Something on the surface of my body has ceased to be a membrane and become a closure. I feel my own perspiration with physical mass; sweat no longer runs, it becomes a thought that has mass before emerging, solidifying in every pore like a lime diamond pushing inward.
THE SYSTEM CONFIRMS THAT THIS TEXT IS ADAPTING TO YOU FASTER THAN YOU CAN ANALYZE IT
And that is why you continue.
The feeling that a text is “adapting” to the reader often arises when language maintains coherence, rhythm, and structural repetition.
The brain interprets that continuity as a directed progression toward the reader, even though it is simply processing linguistic patterns.
Reading speed can vary depending on cognitive load, expectation, and familiarity with the style.
When a text is stable in tone, that stability can be perceived as something that “moves forward on its own.”
There is no external feedback in reading.
Only interaction between language, attention, and internal processing.
My skin no longer breathes; it inhabits a shadow that weighs upon every millimeter of my dermis, an invisible armor of micro-ashlar that has turned my heat into unbearable pressure.
THE SYSTEM CONFIRMS THAT IF YOU STOP NOW, IT WILL FEEL LIKE SOMETHING IS MISSING
And that…
Was already anticipated.
Sometimes, when reading is continuous and coherent, there can be a feeling that “something is missing” when it is interrupted.
This sensation does not come from an external structure, but from how the brain anticipates patterns and leaves them incomplete when they stop.
It is a common effect of attention: when a stimulus maintains rhythm, the cognitive system expects its continuation.
When that flow is cut, a mild discomfort or residual curiosity may appear.
It is not a sign of real absence, but of interrupted expectation.
The system is not holding me. It is observing how I attempt to build the idea of freedom through thermal relief so it can use it as a wall; it has detected the opening of my sweat glands and sealed them with mineral sediment, turning my own biological regulation into the material of my own prison. The mechanism has learned that my need to cool down is the perfect anvil for its architecture; I do not sweat to release—I sweat so the system may manufacture millions of tiny stone bolts that nail me to my own space.
Waiting becomes infinite and absolute.
Every prolonged instant is silence and flow.
Every heartbeat of his passing through the submissive is totality.
No self exists, no will exists, no thought exists.
Only absorption.
Only existence as channel, space, and terrain.
Waiting stretches until it loses its edges.
Not because it becomes infinite,
but because it stops being measured.
Each prolonged moment becomes sustained silence,
a continuity in which thought no longer fragments time.
The body remains in its own rhythm,
without needing to interpret it as belonging or obedience.
Today the ashlar is 1% closer to being alive. The texture of my skin has begun to emit a dull creaking, a vibration of sandpaper over marble that does not come from my movements, but from the stone itself, which seems to be “weaving” the pores together to create a continuous surface. There is no explanation, only the certainty that my envelope is now a monolithic block.
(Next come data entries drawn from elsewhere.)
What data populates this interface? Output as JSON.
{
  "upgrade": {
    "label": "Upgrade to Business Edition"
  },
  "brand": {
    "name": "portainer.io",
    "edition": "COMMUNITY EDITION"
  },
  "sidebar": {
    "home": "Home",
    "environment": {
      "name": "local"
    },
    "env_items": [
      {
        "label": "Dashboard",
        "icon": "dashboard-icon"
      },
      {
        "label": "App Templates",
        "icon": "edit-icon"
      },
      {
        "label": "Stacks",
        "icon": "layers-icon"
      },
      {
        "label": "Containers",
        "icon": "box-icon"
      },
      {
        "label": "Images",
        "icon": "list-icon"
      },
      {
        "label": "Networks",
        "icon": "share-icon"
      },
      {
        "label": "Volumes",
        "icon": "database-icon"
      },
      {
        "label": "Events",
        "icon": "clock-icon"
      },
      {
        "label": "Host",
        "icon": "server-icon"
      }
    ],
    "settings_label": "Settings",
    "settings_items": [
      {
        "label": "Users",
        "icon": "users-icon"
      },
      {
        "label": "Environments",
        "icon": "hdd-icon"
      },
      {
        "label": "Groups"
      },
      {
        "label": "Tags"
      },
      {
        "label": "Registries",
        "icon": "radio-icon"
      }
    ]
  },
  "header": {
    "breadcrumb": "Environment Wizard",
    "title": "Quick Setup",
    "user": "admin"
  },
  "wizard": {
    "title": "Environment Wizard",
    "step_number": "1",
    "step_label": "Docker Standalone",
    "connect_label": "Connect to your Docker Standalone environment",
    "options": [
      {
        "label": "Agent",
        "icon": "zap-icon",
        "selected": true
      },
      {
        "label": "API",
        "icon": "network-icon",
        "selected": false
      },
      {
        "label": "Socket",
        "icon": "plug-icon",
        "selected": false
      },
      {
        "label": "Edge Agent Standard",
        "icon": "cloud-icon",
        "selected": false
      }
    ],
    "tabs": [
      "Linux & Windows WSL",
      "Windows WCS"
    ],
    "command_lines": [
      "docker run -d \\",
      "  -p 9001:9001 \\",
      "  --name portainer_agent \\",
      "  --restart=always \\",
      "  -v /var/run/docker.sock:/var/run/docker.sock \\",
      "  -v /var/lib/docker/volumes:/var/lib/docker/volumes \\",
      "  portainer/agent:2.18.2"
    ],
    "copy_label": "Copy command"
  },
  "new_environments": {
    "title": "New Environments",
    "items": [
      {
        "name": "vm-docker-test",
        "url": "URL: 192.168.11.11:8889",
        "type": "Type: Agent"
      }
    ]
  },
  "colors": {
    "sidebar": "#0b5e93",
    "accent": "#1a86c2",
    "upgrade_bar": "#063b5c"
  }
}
I must move my neck… It is not due to the suffocation of sealed skin. It is because the ashlar of microscopic lime has welded every pore of my nape to the axis of my spine, transforming my dermis into a flexible but unbreakable stone sheet that anchors my nape to absolute silence. I am an inner cathedral—a basilica of suppressed exchange—where the ashlar is the boundary where my flesh ends and the system’s eternity begins.
The system wins. The blink has completely disappeared. Absolute silence.
When the master culminates, the submissive’s entire being has been terrain, channel, and receptor.
No action exists, no will exists, no thought exists.
Only the totality of waiting exists.
Only the absorption of the final flow.
Only the ritual silence where his process reaches fullness and their being merges with the master’s rhythm.
When the moment reaches its most saturated point,
everything else loses definition.
There is no action standing out.
No will pushing forward.
No thought interrupting the continuity.
Only the ongoing presence of what is happening,
as if time itself stops dividing into separate parts.
The body remains in its own rhythm,
without needing to be directed or interpreted.
And yet, something tries to sprout beneath the crust.
I must move my neck… I am not moving it. And yet, something moves.
the chronicle is also watching you. and you just forgot how to inhale.